O que Trump afirmou sobre o acordo
Segundo o relato do g1, Trump escreveu que teve uma reunião “muito produtiva” e que dela “formamos a estrutura de um futuro acordo relacionado à Groenlândia e, na prática, a toda a região do Ártico”.
Na mesma publicação, ele disse claramente, “Com base nesse entendimento, não vou impor as tarifas que estavam programadas para entrar em vigor em 1º de fevereiro. Discussões adicionais estão em andamento sobre o Domo de Ouro no que se refere à Groenlândia”.
As tarifas anunciadas e os países citados
Em 17 de janeiro, Trump havia anunciado que pretendia impor tarifas extras de 10% a partir de 1º de fevereiro de 2026 a países europeus que se opusessem à sua tentativa de adquirir a Groenlândia.
Conforme o g1, os países citados naquela nota incluíam Dinamarca, Noruega, Suécia, França, Alemanha, Reino Unido, Holanda e Finlândia, e a medida foi apresentada como pressão para forçar negociações.
Importância estratégica, reações e o Domo de Ouro
A Groenlândia é apontada como de grande valor estratégico, por sua posição entre os Estados Unidos e a Rússia, e por abrigar bases americanas, ainda que com presença reduzida nas últimas décadas.
Trump repetiu em Davos que não pretende “usar a força” para tomar a ilha, ao dizer, “Eu não preciso usar a força. Eu não quero usar a força. Eu não usarei a força. Tudo o que os Estados Unidos estão pedindo é um lugar chamado Groenlândia”.
O governo dinamarquês reafirmou que não há negociações em curso para a venda do território, enquanto alguns países europeus chegaram a enviar tropas ao arquipélago em resposta às ameaças iniciais.
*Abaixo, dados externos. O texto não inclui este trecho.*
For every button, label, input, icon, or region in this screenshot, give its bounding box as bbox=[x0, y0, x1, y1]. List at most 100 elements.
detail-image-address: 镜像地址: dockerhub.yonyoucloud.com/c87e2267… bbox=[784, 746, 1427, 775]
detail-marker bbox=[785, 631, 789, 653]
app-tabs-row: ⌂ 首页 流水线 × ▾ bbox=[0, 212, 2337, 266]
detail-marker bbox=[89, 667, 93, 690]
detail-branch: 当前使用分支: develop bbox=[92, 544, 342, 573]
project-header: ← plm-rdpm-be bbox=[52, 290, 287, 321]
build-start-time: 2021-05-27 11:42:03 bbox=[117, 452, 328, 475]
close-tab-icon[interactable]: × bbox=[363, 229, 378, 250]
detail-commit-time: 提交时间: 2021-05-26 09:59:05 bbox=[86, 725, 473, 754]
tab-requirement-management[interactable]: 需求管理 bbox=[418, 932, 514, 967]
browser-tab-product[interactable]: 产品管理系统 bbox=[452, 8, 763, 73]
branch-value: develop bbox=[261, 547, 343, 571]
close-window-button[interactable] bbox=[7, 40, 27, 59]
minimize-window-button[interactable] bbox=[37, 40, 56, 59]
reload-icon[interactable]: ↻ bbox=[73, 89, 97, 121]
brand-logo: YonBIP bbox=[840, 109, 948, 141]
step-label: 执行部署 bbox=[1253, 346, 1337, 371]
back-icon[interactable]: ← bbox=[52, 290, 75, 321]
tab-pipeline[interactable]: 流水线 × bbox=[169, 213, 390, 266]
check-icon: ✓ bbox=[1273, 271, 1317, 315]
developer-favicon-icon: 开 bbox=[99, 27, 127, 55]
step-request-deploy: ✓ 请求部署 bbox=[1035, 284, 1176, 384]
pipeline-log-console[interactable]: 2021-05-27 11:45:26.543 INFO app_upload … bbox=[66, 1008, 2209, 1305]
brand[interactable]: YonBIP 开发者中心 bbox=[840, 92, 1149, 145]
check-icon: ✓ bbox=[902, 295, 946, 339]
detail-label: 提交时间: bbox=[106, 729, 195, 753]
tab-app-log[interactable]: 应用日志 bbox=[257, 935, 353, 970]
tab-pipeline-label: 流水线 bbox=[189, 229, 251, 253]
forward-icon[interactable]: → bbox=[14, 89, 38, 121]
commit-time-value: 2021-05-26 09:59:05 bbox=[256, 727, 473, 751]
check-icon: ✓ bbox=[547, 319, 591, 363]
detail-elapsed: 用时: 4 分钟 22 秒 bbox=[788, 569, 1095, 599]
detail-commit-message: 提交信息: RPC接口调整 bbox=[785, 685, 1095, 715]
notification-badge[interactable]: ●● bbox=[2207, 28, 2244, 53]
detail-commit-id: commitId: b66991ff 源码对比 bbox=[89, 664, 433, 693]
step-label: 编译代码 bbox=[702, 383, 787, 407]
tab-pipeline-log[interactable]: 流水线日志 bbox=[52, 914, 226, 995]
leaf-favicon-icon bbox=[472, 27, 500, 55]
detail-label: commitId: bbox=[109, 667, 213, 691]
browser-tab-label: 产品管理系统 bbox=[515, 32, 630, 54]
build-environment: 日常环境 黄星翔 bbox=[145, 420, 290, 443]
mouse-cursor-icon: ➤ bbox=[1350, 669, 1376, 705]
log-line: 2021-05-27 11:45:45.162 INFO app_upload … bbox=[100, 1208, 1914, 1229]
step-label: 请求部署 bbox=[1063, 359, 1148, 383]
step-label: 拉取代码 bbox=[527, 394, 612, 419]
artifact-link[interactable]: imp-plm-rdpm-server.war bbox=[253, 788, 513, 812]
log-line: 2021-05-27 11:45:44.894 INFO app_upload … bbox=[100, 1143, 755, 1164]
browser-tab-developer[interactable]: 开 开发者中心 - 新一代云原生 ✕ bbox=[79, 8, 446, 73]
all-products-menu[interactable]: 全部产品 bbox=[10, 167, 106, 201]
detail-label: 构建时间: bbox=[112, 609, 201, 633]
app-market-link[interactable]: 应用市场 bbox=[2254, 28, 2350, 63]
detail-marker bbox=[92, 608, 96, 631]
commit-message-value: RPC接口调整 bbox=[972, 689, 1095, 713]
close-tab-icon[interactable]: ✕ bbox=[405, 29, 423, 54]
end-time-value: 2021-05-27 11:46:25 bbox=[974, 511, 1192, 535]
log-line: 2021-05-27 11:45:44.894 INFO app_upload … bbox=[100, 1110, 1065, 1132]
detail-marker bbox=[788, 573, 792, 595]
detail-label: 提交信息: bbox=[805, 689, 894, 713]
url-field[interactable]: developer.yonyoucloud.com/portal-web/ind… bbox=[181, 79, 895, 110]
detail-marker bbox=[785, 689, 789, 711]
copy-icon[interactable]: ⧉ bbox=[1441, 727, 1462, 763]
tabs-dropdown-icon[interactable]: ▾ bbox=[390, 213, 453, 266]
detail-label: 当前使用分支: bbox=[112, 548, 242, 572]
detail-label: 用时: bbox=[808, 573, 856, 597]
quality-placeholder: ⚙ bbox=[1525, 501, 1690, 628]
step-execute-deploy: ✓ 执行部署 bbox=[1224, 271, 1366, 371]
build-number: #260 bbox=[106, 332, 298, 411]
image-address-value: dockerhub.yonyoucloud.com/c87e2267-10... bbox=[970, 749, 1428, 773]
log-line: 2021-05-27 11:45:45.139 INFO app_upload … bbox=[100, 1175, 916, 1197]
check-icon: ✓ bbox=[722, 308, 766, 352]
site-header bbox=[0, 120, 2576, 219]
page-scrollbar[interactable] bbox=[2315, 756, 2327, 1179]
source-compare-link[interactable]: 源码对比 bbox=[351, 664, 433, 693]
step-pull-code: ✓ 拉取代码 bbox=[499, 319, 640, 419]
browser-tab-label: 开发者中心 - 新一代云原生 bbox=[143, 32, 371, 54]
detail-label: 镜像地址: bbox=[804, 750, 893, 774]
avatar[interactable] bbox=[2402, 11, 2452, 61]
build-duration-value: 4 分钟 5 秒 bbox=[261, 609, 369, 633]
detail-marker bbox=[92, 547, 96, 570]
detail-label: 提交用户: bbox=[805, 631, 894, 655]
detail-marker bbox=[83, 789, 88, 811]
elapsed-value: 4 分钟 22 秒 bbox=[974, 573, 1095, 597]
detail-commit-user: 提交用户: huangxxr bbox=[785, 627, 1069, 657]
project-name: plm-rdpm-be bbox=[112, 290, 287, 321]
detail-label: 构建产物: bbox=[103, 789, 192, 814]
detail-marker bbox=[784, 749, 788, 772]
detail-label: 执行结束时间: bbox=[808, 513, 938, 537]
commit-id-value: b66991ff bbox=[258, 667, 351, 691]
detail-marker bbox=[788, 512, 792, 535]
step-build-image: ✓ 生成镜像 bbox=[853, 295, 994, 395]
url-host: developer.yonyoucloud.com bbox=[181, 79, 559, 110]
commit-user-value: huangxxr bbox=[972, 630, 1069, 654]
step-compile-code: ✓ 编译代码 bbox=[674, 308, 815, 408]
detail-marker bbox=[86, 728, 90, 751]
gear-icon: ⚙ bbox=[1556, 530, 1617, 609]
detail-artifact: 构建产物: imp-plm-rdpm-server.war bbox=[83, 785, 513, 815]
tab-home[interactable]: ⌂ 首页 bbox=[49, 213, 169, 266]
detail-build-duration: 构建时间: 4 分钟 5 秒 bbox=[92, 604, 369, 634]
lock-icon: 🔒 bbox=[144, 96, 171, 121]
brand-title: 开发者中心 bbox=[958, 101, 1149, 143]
Próximos passos nas negociações
Trump informou que a continuidade das negociações ficará sob a responsabilidade de auxiliares de sua administração, e que mais informações serão divulgadas conforme as conversas avançarem.
Especialistas ouvidos em reportagens relacionadas reforçam que qualquer mudança sobre a soberania ou controle de áreas na Groenlândia envolveria negociações complexas entre os EUA, a Dinamarca, aliados da OTAN e atores locais.
O tema segue no centro de atenção internacional, por sua ligação direta com a segurança no Ártico, a construção do Domo de Ouro e as relações entre os EUA e a Europa, conforme informação divulgada pelo g1.